The problem asks for the next greater element for each number in nums1 based on their positions in nums2. A brute-force approach would involve scanning nums2 for each element in nums1 to find the next greater element, but that would be inefficient. Instead, we can use a monotonic stack to precompute the next greater elements for all items in nums2, which allows us to answer the query for each element in nums1 efficiently.

Approach (Monotonic Decreasing Stack)

We iterate through nums2 from right to left and use a stack to keep track of elements in decreasing order. For each element nums2[i], we remove elements from the stack that are less than or equal to it, since they can’t be the next greater element for any previous numbers. If the stack is not empty after popping, the top element is the next greater element for nums2[i].

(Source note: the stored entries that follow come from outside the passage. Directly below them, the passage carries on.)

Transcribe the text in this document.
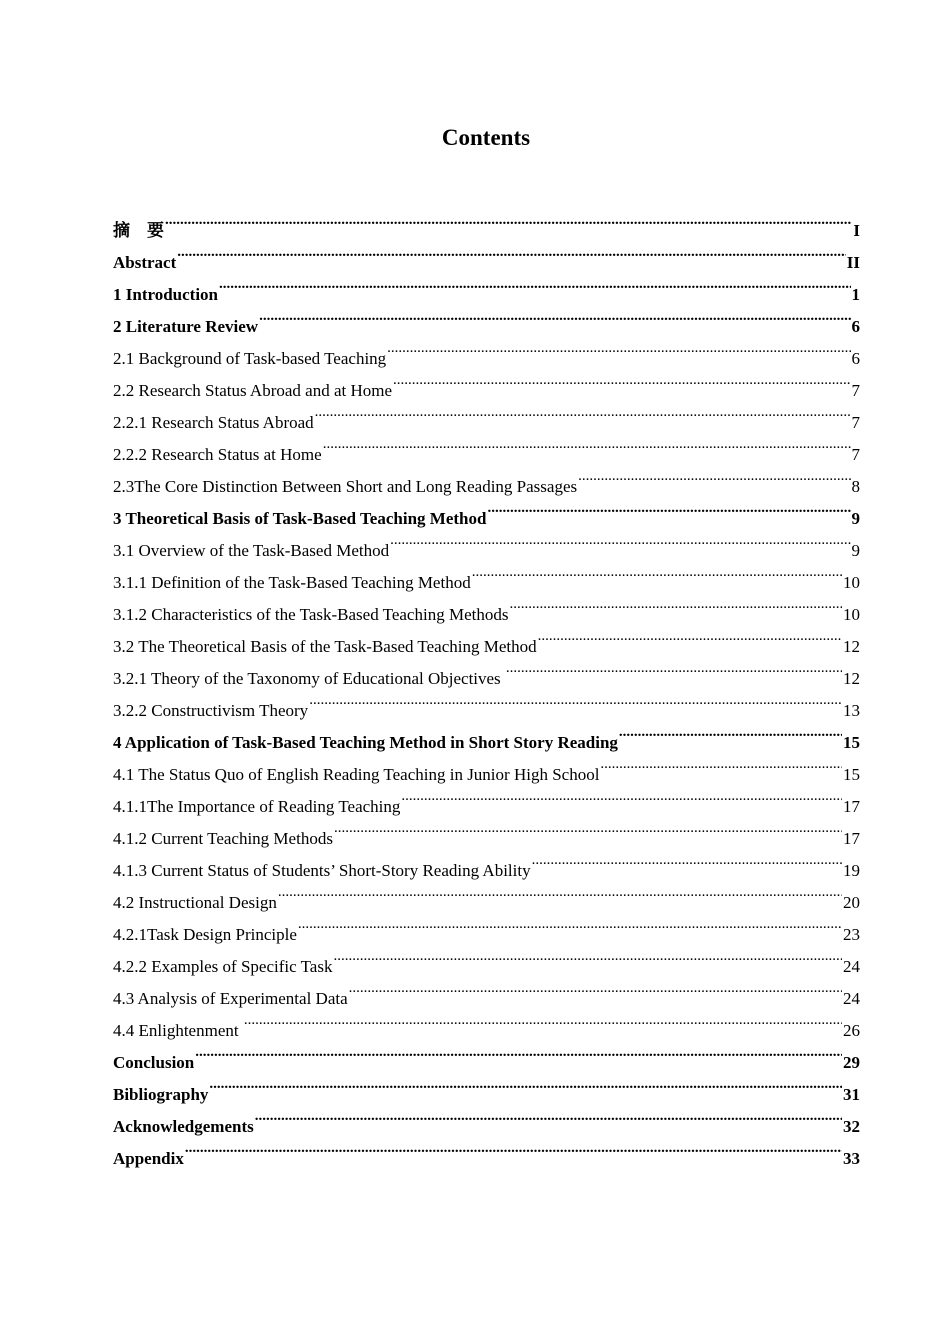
Contents
摘　要 .....	I
Abstract .....	II
1 Introduction .....	1
2 Literature Review .....	6
2.1 Background of Task-based Teaching .....	6
2.2 Research Status Abroad and at Home .....	7
2.2.1 Research Status Abroad .....	7
2.2.2 Research Status at Home .....	7
2.3The Core Distinction Between Short and Long Reading Passages .....	8
3 Theoretical Basis of Task-Based Teaching Method .....	9
3.1 Overview of the Task-Based Method .....	9
3.1.1 Definition of the Task-Based Teaching Method .....	10
3.1.2 Characteristics of the Task-Based Teaching Methods .....	10
3.2 The Theoretical Basis of the Task-Based Teaching Method .....	12
3.2.1 Theory of the Taxonomy of Educational Objectives .....	12
3.2.2 Constructivism Theory .....	13
4 Application of Task-Based Teaching Method in Short Story Reading .....	15
4.1 The Status Quo of English Reading Teaching in Junior High School .....	15
4.1.1The Importance of Reading Teaching .....	17
4.1.2 Current Teaching Methods .....	17
4.1.3 Current Status of Students’ Short-Story Reading Ability .....	19
4.2 Instructional Design .....	20
4.2.1Task Design Principle .....	23
4.2.2 Examples of Specific Task .....	24
4.3 Analysis of Experimental Data .....	24
4.4 Enlightenment .....	26
Conclusion .....	29
Bibliography .....	31
Acknowledgements .....	32
Appendix .....	33
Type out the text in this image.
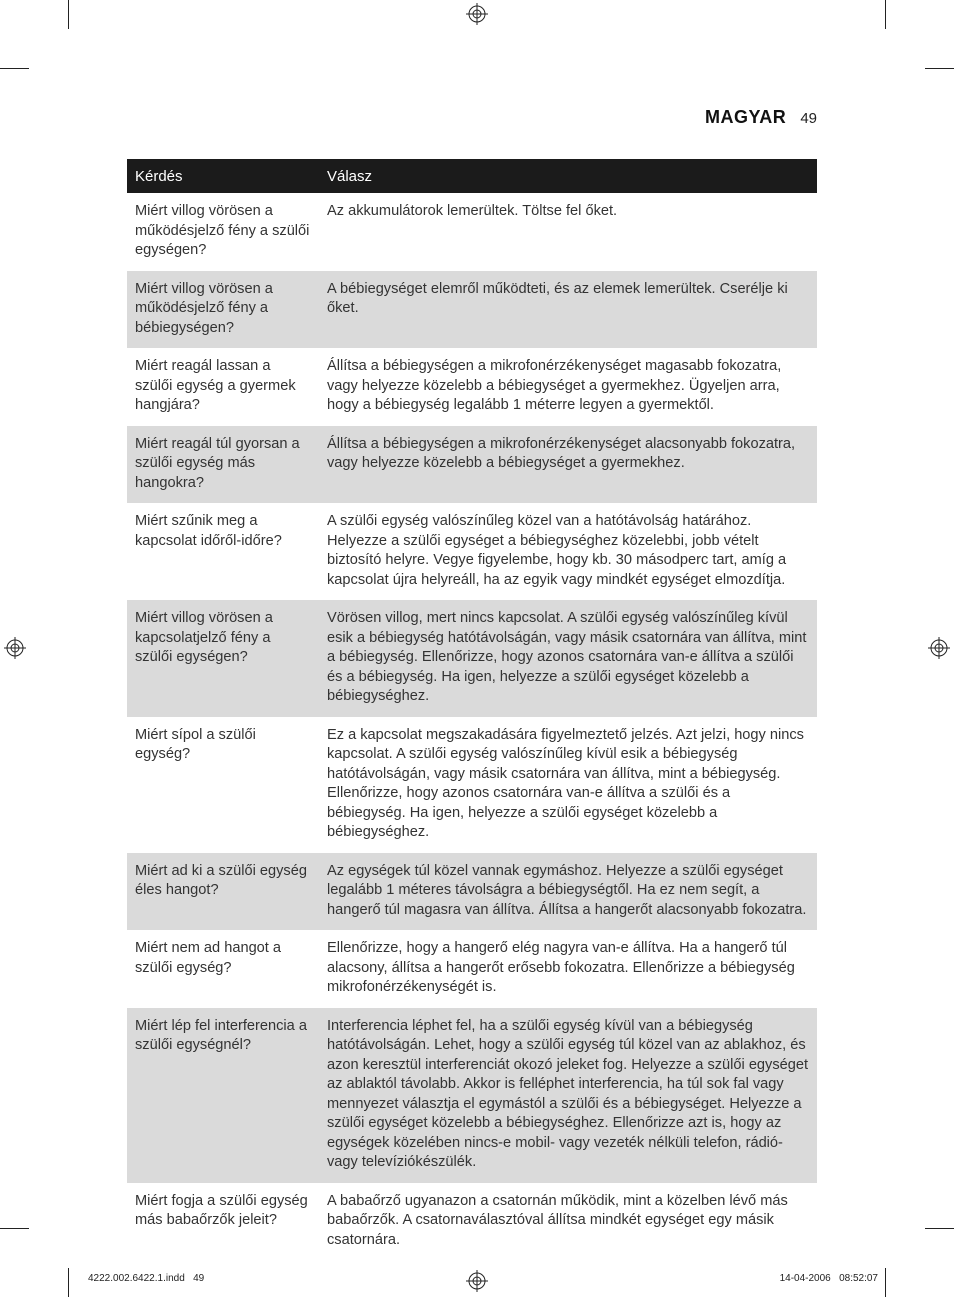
MAGYAR 49
Kérdés	Válasz
Miért villog vörösen a működésjelző fény a szülői egységen?	Az akkumulátorok lemerültek. Töltse fel őket.
Miért villog vörösen a működésjelző fény a bébiegységen?	A bébiegységet elemről működteti, és az elemek lemerültek. Cserélje ki őket.
Miért reagál lassan a szülői egység a gyermek hangjára?	Állítsa a bébiegységen a mikrofonérzékenységet magasabb fokozatra, vagy helyezze közelebb a bébiegységet a gyermekhez. Ügyeljen arra, hogy a bébiegység legalább 1 méterre legyen a gyermektől.
Miért reagál túl gyorsan a szülői egység más hangokra?	Állítsa a bébiegységen a mikrofonérzékenységet alacsonyabb fokozatra, vagy helyezze közelebb a bébiegységet a gyermekhez.
Miért szűnik meg a kapcsolat időről-időre?	A szülői egység valószínűleg közel van a hatótávolság határához. Helyezze a szülői egységet a bébiegységhez közelebbi, jobb vételt biztosító helyre. Vegye figyelembe, hogy kb. 30 másodperc tart, amíg a kapcsolat újra helyreáll, ha az egyik vagy mindkét egységet elmozdítja.
Miért villog vörösen a kapcsolatjelző fény a szülői egységen?	Vörösen villog, mert nincs kapcsolat. A szülői egység valószínűleg kívül esik a bébiegység hatótávolságán, vagy másik csatornára van állítva, mint a bébiegység. Ellenőrizze, hogy azonos csatornára van-e állítva a szülői és a bébiegység. Ha igen, helyezze a szülői egységet közelebb a bébiegységhez.
Miért sípol a szülői egység?	Ez a kapcsolat megszakadására figyelmeztető jelzés. Azt jelzi, hogy nincs kapcsolat. A szülői egység valószínűleg kívül esik a bébiegység hatótávolságán, vagy másik csatornára van állítva, mint a bébiegység. Ellenőrizze, hogy azonos csatornára van-e állítva a szülői és a bébiegység. Ha igen, helyezze a szülői egységet közelebb a bébiegységhez.
Miért ad ki a szülői egység éles hangot?	Az egységek túl közel vannak egymáshoz. Helyezze a szülői egységet legalább 1 méteres távolságra a bébiegységtől. Ha ez nem segít, a hangerő túl magasra van állítva. Állítsa a hangerőt alacsonyabb fokozatra.
Miért nem ad hangot a szülői egység?	Ellenőrizze, hogy a hangerő elég nagyra van-e állítva. Ha a hangerő túl alacsony, állítsa a hangerőt erősebb fokozatra. Ellenőrizze a bébiegység mikrofonérzékenységét is.
Miért lép fel interferencia a szülői egységnél?	Interferencia léphet fel, ha a szülői egység kívül van a bébiegység hatótávolságán. Lehet, hogy a szülői egység túl közel van az ablakhoz, és azon keresztül interferenciát okozó jeleket fog. Helyezze a szülői egységet az ablaktól távolabb. Akkor is felléphet interferencia, ha túl sok fal vagy mennyezet választja el egymástól a szülői és a bébiegységet. Helyezze a szülői egységet közelebb a bébiegységhez. Ellenőrizze azt is, hogy az egységek közelében nincs-e mobil- vagy vezeték nélküli telefon, rádió- vagy televíziókészülék.
Miért fogja a szülői egység más babaőrzők jeleit?	A babaőrző ugyanazon a csatornán működik, mint a közelben lévő más babaőrzők. A csatornaválasztóval állítsa mindkét egységet egy másik csatornára.
4222.002.6422.1.indd   49	14-04-2006   08:52:07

We store this mapping in a hash map (hash_map). Initially, we only care about the elements in nums1, but to optimize and allow constant-time lookups, we store results for all elements in nums2.

After building the map, we simply look up the next greater element for each item in nums1 from the hash map.

Complexity

• Time complexity:
  \(O(n + m)\)
  Where (n) is the length of nums2 and (m) is the length of nums1. We process each element in nums2 once using the stack, and then each element in nums1 is processed via hash map lookup.

• Space complexity:
  \(O(n)\)
  We use extra space for the stack and the hash map, both of which can grow up to the size of nums2.

Code

class Solution:
    def nextGreaterElement(self, nums1: List[int], nums2: List[int]) -> List[int]:
        stack = []
        hash_map = {i: -1 for i in nums1}
        for i in range(len(nums2) - 1, -1, -1):
            while stack and stack[-1] <= nums2[i]:
                stack.pop()

            hash_map[nums2[i]] = stack[-1] if stack else -1

            stack.append(nums2[i])

        res = []
        for x in nums1:
            res.append(hash_map[x])
        return res

Editorial

Approach 3: Using Stack

class Solution:
    def nextGreaterElement(self, nums1, nums2):
        stack = []
        hashmap = {}

        for num in nums2:
            while stack and num > stack[-1]:
                hashmap[stack.pop()] = num
            stack.append(num)

        return [hashmap.get(i, -1) for i in nums1]